Fitness Tracker: requires a Letter of Medical Necessity (LMN) to be eligible with a Health Savings Account (HSA)
A fitness tracker device, such as a Fitbit, is only eligible for reimbursement with a Letter of Medical Necessity (LMN) with a flexible spending account (FSA), health savings account (HSA) or a health reimbursement arrangement (HRA). Fitness trackers are not eligible with a dependent care flexible spending account (DCFSA) or a limited-purpose flexible spending account (LPFSA).

What is a fitness tracker?

While fitness tracking products like pedometers and other devices have been common for many years, fitness tracking devices have become increasingly popular as athletes and fitness enthusiasts search for new ways to track their progress and harness the power of data to see significant gains in their performance. With the release of popular wearable devices like the Fitbit, Nike FuelBand and fitness-geared smartwatches, there is a fitness tracker to match any person's lifestyle and activity level.

Fitness trackers are designed to measure motion, typically with a 3-axis accelerometer that can track motion in any direction, as well as including a gyroscope that can measure a person's orientation and direction.

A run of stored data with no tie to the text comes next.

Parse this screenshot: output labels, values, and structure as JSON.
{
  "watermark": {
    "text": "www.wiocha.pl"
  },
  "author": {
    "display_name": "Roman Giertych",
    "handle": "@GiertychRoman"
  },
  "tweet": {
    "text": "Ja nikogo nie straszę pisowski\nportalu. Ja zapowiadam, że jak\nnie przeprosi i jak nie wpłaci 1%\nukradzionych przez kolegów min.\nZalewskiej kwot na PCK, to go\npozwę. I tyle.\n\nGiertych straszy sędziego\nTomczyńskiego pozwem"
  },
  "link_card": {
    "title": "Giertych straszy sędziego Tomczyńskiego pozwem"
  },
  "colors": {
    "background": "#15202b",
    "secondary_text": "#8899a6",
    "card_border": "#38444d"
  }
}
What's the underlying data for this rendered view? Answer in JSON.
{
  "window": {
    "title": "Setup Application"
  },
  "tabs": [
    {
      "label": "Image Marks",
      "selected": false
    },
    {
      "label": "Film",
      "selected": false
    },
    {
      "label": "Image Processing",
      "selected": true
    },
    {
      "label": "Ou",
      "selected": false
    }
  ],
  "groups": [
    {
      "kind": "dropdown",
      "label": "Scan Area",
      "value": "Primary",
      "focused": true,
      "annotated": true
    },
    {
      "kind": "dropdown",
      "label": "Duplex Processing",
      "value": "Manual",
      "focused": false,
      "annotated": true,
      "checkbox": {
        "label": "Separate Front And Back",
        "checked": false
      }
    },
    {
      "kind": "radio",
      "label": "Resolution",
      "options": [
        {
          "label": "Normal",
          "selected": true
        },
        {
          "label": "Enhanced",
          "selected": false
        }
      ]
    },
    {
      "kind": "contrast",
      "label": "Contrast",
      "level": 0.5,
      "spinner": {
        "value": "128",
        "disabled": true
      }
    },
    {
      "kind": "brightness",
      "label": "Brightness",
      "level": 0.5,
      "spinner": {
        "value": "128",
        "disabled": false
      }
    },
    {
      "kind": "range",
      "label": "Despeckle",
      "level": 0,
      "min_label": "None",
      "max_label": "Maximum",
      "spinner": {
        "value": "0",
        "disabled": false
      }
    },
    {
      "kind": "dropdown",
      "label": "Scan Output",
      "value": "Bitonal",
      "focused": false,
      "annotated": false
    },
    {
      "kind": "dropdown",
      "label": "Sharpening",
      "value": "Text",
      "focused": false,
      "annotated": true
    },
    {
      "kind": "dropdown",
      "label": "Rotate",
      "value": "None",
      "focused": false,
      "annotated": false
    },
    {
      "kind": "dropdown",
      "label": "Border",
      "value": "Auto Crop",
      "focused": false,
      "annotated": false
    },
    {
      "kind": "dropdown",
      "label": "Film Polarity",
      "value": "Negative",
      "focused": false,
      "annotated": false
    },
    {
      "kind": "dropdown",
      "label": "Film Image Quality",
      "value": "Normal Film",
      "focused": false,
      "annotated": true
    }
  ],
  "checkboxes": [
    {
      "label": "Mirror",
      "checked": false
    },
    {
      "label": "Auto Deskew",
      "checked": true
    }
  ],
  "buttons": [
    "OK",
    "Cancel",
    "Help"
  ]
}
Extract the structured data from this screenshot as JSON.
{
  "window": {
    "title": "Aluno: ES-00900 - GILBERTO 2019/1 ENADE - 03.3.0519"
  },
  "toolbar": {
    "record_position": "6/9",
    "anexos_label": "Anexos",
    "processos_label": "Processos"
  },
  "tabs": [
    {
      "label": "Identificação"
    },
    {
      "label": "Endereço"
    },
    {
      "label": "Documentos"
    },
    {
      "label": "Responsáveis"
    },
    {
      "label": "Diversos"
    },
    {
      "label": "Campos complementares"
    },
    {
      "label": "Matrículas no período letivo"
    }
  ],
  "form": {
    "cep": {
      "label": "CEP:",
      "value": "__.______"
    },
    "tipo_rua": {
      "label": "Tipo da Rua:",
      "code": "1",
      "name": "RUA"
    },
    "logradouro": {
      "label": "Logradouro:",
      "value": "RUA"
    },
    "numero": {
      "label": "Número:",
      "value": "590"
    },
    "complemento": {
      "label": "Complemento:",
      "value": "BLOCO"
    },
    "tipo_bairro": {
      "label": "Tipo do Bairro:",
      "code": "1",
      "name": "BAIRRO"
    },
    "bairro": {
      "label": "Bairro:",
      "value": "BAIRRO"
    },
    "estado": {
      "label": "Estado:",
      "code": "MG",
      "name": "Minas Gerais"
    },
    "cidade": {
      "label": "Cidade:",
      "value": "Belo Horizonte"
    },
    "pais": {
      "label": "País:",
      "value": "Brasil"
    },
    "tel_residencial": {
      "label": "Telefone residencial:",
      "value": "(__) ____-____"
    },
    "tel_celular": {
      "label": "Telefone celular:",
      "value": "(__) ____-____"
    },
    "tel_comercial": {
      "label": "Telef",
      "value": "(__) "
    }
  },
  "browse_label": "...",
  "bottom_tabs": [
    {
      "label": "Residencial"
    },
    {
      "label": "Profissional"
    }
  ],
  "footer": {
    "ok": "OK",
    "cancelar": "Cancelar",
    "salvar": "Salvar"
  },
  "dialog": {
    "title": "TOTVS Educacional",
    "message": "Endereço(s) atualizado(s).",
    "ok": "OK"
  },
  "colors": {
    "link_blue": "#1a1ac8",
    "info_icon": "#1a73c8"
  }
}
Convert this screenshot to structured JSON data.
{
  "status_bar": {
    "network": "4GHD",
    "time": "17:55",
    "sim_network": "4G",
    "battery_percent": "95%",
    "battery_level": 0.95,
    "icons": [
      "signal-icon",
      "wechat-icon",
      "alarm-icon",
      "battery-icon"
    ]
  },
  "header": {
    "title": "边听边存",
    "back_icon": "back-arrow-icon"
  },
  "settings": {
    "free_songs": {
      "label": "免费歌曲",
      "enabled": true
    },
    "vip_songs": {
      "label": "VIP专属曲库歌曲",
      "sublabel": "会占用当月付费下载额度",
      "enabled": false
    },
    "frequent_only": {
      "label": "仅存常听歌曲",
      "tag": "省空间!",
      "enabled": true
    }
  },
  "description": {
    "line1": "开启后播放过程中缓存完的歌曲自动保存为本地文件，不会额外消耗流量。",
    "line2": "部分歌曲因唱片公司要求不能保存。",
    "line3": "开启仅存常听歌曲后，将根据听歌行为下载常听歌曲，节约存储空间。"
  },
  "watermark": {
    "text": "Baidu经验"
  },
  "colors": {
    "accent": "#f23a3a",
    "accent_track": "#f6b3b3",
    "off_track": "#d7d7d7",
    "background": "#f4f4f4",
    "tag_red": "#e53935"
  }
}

The fitness tracker will then take this data and processes it to calculate vital information about a person's state of health, including calories burned and distance traveled. Additionally, more advanced fitness trackers also contain components that can measure and track a person's sleep quality, heart rate/variability, blood oxygenation, pulse, body temperature and more (News-Medical.net).

Why is a fitness tracker not FSA/HSA/HRA eligible?

To purchase a fitness tracker with a consumer-directed healthcare account like an FSA, HSA or HRA, a Letter of Medical Necessity (LMN) is required to show that the device will be used to treat a legitimate medical condition such as obesity. The IRS has ruled that fitness trackers and other devices of their type are used to promote one's "general health" and are only medically necessary under special circumstances, which is why account holders must submit an LMN to their benefits administrators and it will most likely be covered under their benefits.